# Why are all the interesting constants so small? [closed]

A quick look at the wikipedia entry on mathematical constants suggests that the most important fundamental constants all live in the immediate neighborhood of the first few positive integers. Is there some kind of normalization going on, or some other reasonable explanation for why we have only identified interesting small constants?

EDIT: I may have been too strong in some of my language, or unclear in my examples. The most “important” or “interesting” constants are certainly debatable. Moreover, there are many important and interesting very large numbers. Therefor I would like to make two revisions.

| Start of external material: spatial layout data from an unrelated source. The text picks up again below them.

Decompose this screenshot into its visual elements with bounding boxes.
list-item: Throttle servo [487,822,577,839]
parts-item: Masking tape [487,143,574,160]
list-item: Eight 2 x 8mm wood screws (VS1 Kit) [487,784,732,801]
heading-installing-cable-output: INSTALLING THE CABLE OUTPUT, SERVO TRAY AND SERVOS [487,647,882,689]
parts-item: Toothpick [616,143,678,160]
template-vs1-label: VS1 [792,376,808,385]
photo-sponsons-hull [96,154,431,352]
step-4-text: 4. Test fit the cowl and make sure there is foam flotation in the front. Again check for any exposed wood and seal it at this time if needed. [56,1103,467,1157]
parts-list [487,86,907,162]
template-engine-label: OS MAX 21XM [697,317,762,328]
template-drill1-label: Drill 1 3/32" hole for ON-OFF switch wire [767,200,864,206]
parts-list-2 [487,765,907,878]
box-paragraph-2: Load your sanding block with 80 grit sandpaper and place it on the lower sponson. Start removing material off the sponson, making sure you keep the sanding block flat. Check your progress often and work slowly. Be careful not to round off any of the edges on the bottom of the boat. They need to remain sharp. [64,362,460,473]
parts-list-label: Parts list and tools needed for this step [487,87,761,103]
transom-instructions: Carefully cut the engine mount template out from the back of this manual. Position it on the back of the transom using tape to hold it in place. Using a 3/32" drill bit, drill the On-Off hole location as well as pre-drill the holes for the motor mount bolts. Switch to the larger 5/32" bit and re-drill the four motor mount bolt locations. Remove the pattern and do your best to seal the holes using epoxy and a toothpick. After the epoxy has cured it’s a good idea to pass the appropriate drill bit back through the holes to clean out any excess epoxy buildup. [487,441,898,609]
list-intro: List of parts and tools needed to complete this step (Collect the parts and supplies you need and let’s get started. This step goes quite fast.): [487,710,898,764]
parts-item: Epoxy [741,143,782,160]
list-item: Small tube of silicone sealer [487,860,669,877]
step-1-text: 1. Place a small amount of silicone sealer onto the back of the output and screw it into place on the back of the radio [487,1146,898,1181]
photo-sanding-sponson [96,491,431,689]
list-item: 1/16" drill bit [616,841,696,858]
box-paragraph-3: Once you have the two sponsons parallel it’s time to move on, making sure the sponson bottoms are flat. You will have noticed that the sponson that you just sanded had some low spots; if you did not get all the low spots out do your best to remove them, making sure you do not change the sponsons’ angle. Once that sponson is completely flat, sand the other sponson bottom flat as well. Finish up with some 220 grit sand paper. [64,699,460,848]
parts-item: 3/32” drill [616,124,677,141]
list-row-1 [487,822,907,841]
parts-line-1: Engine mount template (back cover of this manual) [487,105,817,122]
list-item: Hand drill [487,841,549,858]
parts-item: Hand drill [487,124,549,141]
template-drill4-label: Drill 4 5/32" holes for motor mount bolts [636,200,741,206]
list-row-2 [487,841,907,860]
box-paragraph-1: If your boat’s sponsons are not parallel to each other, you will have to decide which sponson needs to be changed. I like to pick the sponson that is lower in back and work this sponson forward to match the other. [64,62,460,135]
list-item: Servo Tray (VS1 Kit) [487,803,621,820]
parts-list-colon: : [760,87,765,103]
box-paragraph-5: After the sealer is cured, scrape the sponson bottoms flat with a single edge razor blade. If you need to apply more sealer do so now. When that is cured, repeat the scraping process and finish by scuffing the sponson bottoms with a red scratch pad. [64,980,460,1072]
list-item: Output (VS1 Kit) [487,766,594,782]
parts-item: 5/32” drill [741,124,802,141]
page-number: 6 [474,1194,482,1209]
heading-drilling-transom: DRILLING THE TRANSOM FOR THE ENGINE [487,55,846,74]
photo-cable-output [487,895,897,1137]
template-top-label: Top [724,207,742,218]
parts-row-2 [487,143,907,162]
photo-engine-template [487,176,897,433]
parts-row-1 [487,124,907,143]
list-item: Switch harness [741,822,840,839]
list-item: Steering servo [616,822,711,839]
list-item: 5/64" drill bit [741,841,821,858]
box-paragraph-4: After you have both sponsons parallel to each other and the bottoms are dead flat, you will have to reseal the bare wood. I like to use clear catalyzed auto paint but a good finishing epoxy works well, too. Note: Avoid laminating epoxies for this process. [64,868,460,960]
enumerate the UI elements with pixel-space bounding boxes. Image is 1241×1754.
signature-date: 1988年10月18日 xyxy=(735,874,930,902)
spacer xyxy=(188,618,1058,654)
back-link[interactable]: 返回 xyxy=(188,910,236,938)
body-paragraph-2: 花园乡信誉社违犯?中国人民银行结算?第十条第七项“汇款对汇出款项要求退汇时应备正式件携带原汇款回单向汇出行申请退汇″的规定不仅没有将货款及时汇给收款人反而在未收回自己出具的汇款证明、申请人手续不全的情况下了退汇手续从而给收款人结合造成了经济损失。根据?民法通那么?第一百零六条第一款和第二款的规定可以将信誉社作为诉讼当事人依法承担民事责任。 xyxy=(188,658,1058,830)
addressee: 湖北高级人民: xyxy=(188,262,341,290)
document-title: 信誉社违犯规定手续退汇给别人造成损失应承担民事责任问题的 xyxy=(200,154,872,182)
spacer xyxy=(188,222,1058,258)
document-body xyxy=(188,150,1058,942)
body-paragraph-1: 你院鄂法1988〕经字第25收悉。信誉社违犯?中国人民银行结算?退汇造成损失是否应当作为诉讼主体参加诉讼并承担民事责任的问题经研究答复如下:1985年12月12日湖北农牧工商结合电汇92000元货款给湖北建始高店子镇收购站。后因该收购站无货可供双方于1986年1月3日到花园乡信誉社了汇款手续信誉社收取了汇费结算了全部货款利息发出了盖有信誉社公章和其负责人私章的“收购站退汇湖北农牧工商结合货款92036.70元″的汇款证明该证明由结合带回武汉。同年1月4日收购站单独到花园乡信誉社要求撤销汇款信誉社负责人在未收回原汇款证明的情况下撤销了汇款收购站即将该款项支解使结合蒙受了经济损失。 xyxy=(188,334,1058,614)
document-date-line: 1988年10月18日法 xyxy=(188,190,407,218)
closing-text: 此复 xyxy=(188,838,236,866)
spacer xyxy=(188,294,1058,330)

First, to give a clearer idea of the numbers I had in mind, please consider such examples as $\pi$, $e$, the golden ratio, the Euler–Mascheroni constant, the Feigenbaum constants, the twin prime constant, etc. Obviously numbers like $0$, $1$, $\sqrt2$, $...$, while on the wikipedia list, are in some sense “too fundamental” for consideration.

This leads me to my second revision, which is that the constants I am trying to describe are (or appear to be) irrational. Perhaps this is a clue to what makes them interesting. At the very least, it leads me to believe that large integer counterexamples do not satisfy the question as I had intended.

Finally, if I could choose a better word to describe such numbers, it might be “auspicious” rather than interesting or important. But I don’t really know if that’s any better or worse.

What about the reversible 100 digit prime (i.e. it is a prime if written backwards)

$31399719737866347113914486515772694858917594191229$
$38744591877656925789747974914319422889611373939731$

that breaks up into 10 reversible 10 digit primes in order

which can be assembled into this “magic” square

Where each column row and diagonal is a reversible prime.

If that is not interesting to you, I don’t know what is.